Source : Mika Rantanen
La persistance de ces conditions dynamiques associées à un indice NAO négatif s’est traduite par une première quinzaine de juillet bien plus froide que la normale à Helsinki (Finlande), la plus froide depuis 1996 et l’une des plus froides depuis les années 1960.
Plus à l’est, l’ensemble du mois de juillet 2019 affiche même des valeurs bien inférieures aux normales dans l’ouest de la Russie, notamment à Moscou où il faut remonter à 1987 pour observer un mois de juillet aussi frais (Tm de 16,8°C, soit 2,4°C en dessous de la normale mensuelle 1981-2010, loin toutefois du record de juillet 1904 [Tm de 14,6°C]).
Des températures remarquablement basses ont également été enregistrées au cours du mois de juillet dans l’ouest de la Russie, comme le 13 juillet à Kotlas avec seulement 3,7°C de température minimale (un record de froid pour un 13 juillet à la station depuis le début des mesures en 1936) et surtout en fin de mois avec des records mensuels de froid dans plusieurs stations : 2,3°C le 30 juillet à Sarlyk, 2,7°C à Radishchevo, 3,6°C à Sassovo et 3,9°C à Tambov le même jour.


Bien entendu, tout est mobile — les dépressions comme les anticyclones —, si bien que toutes les régions sont susceptibles d’enregistrer temporairement des températures anormalement basses ou anormalement élevées en période de NAO négatif en fonction du déplacement des centres d’action et des blocages aérologiques.
On observe toutefois que les coulées d’air froid adoptent deux trajectoires préférentielles à l’échelle moyenne de la dynamique aérologique dans cette région du monde, l’une sur le proche Atlantique et l’autre de l’Europe du Nord à l’Europe de l’Est (avec une composante méridienne plus marquée au cours de l’hiver boréal). La France est le plus souvent positionnée entre ces deux trajectoires préférentielles (comme l’indique aussi la tendance à la hausse de la fréquence des vents de secteur sud/sud-ouest sur l’Europe occidentale depuis les années 1960), tantôt sous l’influence d’une advection d’air chaud en provenance d’Afrique du Nord à l’avant d’une masse d’air plus froid circulant sur le proche Atlantique et glissant le long des côtes nord-ouest de l’Afrique, tantôt (voire les deux) sur la façade ouest d’un anticyclone (donc dans un flux de sud dans le sens de rotation anticyclonique) positionné plus à l’est sur le centre de l’Europe qui ralentit le flux d’ouest, jusqu’à le bloquer plus ou moins durablement (son influence variant en fonction de sa pression, son étendue, sa vitesse de déplacement et ses caractéristiques hygrothermiques). Notons d’ailleurs que la continentalité (croissante vers l’est) joue un rôle non négligeable dans la survenue de ces situations de blocage (été comme hiver, mais avec des effets différents) : rappelons que l’air froid est plus lourd que l’air chaud, de même que l’air sec est plus lourd que l’air humide, tout cela a nécessairement des conséquences sur la dynamique aérologique à l’échelle synoptique.

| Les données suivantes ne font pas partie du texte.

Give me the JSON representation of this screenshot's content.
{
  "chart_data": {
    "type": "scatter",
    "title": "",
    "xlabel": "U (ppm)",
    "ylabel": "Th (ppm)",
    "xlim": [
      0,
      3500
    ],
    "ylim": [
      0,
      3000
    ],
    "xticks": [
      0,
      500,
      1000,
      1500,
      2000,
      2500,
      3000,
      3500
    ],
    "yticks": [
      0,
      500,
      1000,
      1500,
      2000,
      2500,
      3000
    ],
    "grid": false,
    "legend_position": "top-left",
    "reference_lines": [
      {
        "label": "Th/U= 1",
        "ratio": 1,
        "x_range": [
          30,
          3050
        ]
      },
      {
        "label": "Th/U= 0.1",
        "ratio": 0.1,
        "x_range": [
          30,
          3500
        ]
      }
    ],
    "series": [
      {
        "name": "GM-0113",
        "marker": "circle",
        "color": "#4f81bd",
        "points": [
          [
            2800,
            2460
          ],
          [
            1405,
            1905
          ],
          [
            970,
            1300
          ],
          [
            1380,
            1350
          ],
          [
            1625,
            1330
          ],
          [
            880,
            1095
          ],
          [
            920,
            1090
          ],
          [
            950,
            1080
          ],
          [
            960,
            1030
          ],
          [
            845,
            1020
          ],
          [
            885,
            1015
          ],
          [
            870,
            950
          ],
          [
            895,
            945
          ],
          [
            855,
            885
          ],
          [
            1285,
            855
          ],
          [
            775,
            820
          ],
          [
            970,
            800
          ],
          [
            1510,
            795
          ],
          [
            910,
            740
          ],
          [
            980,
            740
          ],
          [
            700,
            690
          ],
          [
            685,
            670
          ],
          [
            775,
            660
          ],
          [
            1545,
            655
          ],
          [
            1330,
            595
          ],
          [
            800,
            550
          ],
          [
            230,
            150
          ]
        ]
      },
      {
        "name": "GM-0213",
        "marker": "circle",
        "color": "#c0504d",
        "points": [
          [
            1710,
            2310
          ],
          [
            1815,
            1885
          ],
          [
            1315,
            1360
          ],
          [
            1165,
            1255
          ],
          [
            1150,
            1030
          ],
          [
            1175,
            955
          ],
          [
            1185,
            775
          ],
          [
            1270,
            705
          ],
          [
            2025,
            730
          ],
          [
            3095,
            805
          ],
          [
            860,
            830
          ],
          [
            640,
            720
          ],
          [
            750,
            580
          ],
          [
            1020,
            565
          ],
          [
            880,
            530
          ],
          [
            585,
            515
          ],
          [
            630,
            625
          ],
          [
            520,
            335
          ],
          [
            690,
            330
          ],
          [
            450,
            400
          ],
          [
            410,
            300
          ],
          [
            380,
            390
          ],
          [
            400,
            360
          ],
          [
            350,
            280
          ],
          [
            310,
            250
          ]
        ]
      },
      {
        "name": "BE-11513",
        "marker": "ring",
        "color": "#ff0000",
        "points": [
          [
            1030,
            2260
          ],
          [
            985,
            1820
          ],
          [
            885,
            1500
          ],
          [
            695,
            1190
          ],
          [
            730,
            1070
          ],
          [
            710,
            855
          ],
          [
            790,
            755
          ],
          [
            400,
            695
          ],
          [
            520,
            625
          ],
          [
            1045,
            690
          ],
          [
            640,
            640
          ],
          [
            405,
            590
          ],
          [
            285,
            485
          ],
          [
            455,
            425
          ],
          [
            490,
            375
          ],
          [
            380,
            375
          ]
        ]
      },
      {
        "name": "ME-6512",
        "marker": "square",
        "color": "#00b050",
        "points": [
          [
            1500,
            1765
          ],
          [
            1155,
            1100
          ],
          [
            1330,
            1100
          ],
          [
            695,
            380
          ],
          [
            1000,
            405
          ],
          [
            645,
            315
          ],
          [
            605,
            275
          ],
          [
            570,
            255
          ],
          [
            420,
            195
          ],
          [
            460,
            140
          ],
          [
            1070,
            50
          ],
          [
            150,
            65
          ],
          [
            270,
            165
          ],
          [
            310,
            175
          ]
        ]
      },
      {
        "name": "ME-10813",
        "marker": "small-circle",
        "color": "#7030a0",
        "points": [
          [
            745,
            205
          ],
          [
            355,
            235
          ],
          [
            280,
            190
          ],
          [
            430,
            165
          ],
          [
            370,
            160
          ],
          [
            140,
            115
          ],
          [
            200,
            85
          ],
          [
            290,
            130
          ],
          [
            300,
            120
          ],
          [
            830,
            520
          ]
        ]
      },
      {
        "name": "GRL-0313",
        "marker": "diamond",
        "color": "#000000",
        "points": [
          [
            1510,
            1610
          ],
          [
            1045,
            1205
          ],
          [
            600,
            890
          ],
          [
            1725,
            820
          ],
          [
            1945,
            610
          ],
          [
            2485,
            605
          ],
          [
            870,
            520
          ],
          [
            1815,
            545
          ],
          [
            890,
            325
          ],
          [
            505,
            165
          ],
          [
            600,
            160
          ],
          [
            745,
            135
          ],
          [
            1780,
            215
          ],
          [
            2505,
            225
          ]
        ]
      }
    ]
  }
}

Comme on l’a déjà signalé plus haut, 6 des 10 plus longues séquences avec un indice NAO négatif ont été observées au cours des 10 dernières années, dont 3 sur 6 en été. Une étude parue en 2015 dans la revue Science vient également souligner le phénomène en mettant en évidence une tendance à la baisse du flux zonal en été depuis plus de 30 ans dans l’hémisphère nord aux moyennes latitudes (cf. graphique de gauche ci‑dessous) : cela se traduit par des ondulations plus amples du jet-stream, des situations de blocage plus fréquentes et durables, une augmentation des échanges méridiens d’air et d’énergie, avec alternance de pulsations extrêmement chaudes et coulées froides de part et d’autre. Si cette tendance se poursuit dans les prochaines années, les épisodes caniculaires pourraient donc devenir plus fréquents et intenses en France, avec une masse d’air toujours plus chaude lors des situations de blocage (comme on peut déjà l’observer à partir des radiosondages de Paris et Bordeaux sur les deux graphiques de droite ci-dessous).